Link between goals and other clinical concepts

Thomas Beale thomas.beale at
Wed Jun 25 19:26:42 EDT 2014

On 25/06/2014 13:23, Bert Verhees wrote:
> On 25-06-14 11:43, Heather Leslie wrote:
>> Hi all,
>> I'm just going to chip in here because we see a lot of discussion 
>> about drawbacks of the openEHR ENTRY types, but not a lot of 
>> endorsement. After 8 years of modelling archetypes, I find that the 
>> ENTRY classes work really well, and this is subsequently borne out in 
>> implementation. For example, the ACTIONs are an extremely elegant and 
>> practical class, although complex to implement.
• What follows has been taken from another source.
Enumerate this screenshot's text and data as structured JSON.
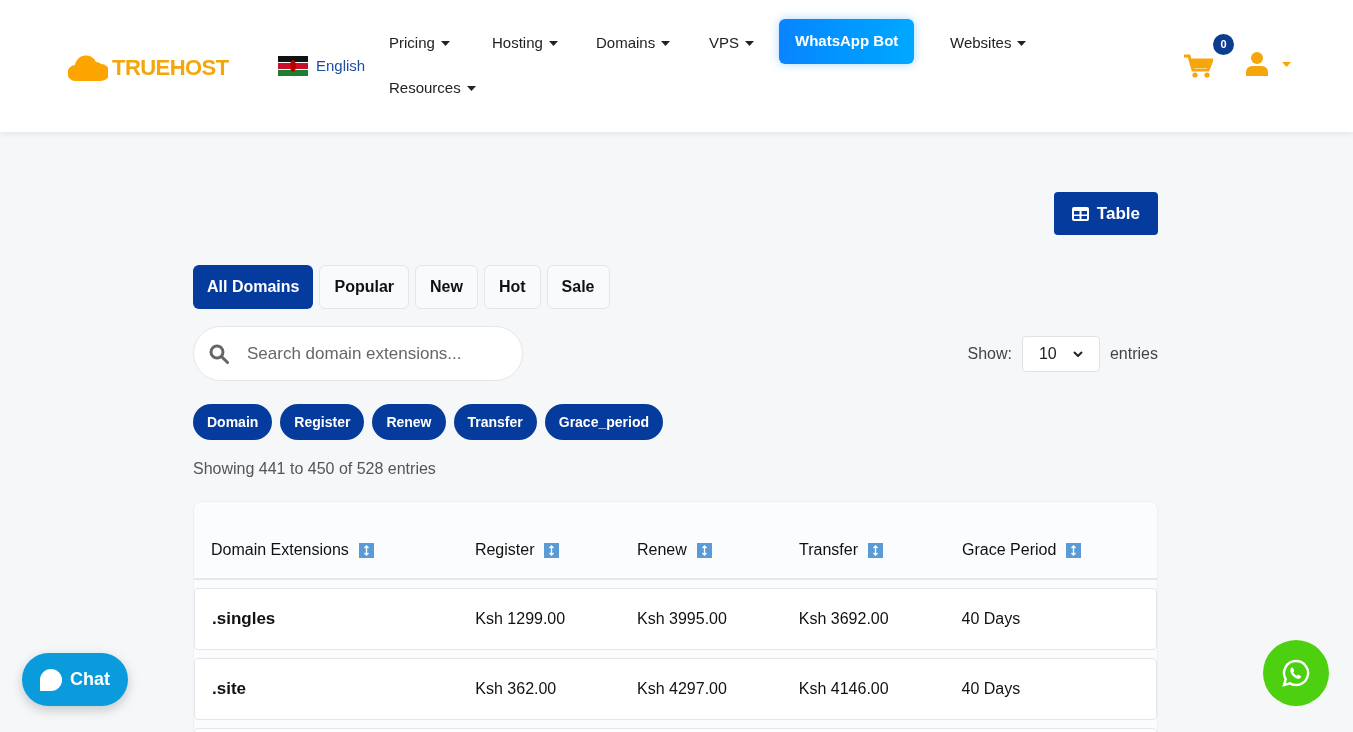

The OBSERVATIONs I 
>> model, especially related to device capture, can be extremely 
>> complicated related to State, Protocol and Events. It is not very 
>> often I find a requirement that cannot be managed within these 
>> structures.
> Hi Heather,
> If you read well I state more then one time that I think that the 
> OpenEHR information model, this includes also the ENTRY-model, is good.
> The discussion is about if the definition of the information model 
> should be in the reference model. Of course, the reference model will 
> always give a base, so there will always be some semantics in it, but 
> the question is, how much semantics should be in there, and, even more 
> important, which semantics.
> It is not about your requirements, I think most medical information 
> models can meet most of your requirements. The point is that there are 
> more information models, and you cannot use them when you use OpenEHR. 
> One reason for this is because of the semantic structures openEHR 
> defines on the reference model.

What is to stop you using them? I have 5 reference models loaded into 
the ADL Workbench right now. Building a kernel to use them wouldn't be hard.